Who is this for?

This article is for solopreneurs and small business owners with 10 (or fewer) employees or contractors who primarily sell digital products online. Many of the business owners we work with have customers, employees, and vendors who are located in different worldwide locations.

What is a Password Manager?

Password managers are centralized online repositories run by third-party companies where you can store all of your login information including usernames and passwords. You can even store credit card and passport numbers, if you want.

Why a Password Manager?

The chances are that you have many different software and applications that you or your employees use in the daily operation of you business. Each of these likely has a login that requires a username and password.

If you’re like most business owners, you are probably doing one of two things: 

#1 - Using the same password across multiple accounts with minor changes (“Password1!”, anyone?). This makes it trivially easy for cyber criminals to break in using a technique called credential stuffing. Which, with AI automation, has never been easier.  

#2 - Using multiple passwords that are either too weak or too hard to remember. Because a password is only worthwhile if you can remember it, most people will default to a weak but memorable passwords.
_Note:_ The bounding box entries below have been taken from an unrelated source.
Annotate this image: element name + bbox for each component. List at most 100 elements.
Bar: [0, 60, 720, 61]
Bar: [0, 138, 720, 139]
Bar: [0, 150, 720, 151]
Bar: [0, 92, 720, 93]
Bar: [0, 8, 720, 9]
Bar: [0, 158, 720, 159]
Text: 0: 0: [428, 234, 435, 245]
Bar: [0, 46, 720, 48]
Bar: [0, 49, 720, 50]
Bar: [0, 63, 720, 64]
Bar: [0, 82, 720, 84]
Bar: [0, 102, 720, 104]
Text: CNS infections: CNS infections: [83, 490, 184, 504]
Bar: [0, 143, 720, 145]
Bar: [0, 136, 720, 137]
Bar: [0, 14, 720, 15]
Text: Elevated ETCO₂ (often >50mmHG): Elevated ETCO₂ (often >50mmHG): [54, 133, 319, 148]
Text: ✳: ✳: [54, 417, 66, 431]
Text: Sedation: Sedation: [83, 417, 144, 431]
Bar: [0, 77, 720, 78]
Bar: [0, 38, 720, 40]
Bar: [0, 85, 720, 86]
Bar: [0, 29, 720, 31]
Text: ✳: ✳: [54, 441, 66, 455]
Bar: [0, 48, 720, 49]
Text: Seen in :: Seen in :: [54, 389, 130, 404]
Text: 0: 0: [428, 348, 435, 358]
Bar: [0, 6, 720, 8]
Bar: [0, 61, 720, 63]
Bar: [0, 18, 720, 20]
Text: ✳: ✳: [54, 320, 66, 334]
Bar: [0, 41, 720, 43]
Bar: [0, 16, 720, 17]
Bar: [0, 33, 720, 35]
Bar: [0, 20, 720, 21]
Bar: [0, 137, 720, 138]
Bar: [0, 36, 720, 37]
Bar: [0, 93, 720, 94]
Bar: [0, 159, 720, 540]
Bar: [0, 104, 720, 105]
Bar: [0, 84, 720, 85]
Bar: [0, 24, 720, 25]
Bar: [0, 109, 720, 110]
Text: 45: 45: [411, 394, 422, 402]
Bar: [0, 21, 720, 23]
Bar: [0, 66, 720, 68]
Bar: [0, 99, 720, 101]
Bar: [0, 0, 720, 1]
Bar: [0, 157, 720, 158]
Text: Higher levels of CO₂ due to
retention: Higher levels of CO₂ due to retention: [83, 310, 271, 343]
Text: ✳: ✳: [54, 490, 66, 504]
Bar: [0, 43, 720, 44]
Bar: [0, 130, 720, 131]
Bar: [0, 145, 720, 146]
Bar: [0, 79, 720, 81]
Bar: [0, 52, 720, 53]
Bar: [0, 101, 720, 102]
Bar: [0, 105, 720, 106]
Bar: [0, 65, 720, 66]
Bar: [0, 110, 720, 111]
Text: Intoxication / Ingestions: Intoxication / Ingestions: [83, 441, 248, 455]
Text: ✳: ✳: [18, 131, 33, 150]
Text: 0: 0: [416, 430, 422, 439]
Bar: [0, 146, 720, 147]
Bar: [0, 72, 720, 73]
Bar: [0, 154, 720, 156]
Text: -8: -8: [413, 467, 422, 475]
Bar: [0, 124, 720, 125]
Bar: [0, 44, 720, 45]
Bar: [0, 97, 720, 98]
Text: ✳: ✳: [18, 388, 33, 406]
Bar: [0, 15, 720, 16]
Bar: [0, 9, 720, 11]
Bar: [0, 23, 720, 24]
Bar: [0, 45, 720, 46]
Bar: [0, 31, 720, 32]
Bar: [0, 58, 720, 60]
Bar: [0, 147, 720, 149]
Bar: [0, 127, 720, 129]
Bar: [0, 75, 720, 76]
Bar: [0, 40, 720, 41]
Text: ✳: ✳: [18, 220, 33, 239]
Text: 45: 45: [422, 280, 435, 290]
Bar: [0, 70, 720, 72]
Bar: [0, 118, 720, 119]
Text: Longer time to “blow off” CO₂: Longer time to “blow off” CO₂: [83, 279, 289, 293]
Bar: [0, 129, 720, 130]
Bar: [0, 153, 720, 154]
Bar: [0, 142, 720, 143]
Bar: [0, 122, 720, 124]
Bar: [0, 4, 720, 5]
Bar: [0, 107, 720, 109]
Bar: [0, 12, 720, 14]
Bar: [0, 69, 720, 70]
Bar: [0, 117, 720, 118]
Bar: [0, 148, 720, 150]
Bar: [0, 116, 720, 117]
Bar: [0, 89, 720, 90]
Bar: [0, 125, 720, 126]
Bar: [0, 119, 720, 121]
These passwords can be cracked easily through a technique called a brute force attack.

Both of these options leave your business incredibly vulnerable to cyber criminals.

A password manager fixes both these problems.

A password manager is, by far, the easiest and safest way to maintain many strong passwords across dozens of sites and apps at the same time. It takes all the guesswork out of making strong passwords and remembering them later.

Once you set up an account with a password manager, you should only need to remember one strong master from now on. Using that master password to login into your manager, you will be able to create and access the rest of the passwords for any service or software you choose to store there (we recommend all of them). It will also both automatically create strong passwords and fill them in on websites for you. Just set up the password manager, install the phone app and browser extension, and the technology does the rest.

We do also recommend memorizing the password for the email that you use for login recovery. If there is ever a time you can't access your password manager, you will still be able to reset your other accounts and regain access without much disruption. This is an unlikely event, but just one additional "just in case" layer of protection.  

Is a Password Manager Secure?

All security is a trade-off, but this one is pretty clear. With so many websites and so many passwords it's impossible for most people to create and remember long and complex passwords for all sites. How many sites do you use in a month? 10? 20? Possibly many more! But it does mean you need to use a password manager that takes your security seriously. A good password manager has long patterns of trust, good communication, security audits, and transparency in how it operates. While you may be putting a lot of your trust into one place, it's much better than letting someone's AI script get into 4 or 5 of your accounts because the passwords are weak. It's a trade off, but the evidence is pretty clear on this one.

Which Password Manager Should I Use?

As of this writing, these are the reputable password managers that we trust the most. This isn't a specific endorsement of their services, and we don't get paid if you use them, but we use 1Password in our both professional and personal lives. However, any of these three are an excellent, secure choice. All three have earned trusted, communicated openly, and been audited by experts to verify their own security.

• BitWarden

• Dashlane

• 1Password

What Next?

When you have your password manager set up, we recommend writing down your master password, your recovery email password, and other business info you would need in the event of a cyber attack. You can use this free Recovery Cheat Sheet worksheet to store your passwords and recovery information (download for free here). When written down, we recommend storing your passwords in multiple safe locations. This includes a password protected cloud (such as Google Drive) as well as printing and putting in a lockbox. We keep ours in a firesafe right along with our social security cards and birth certificates.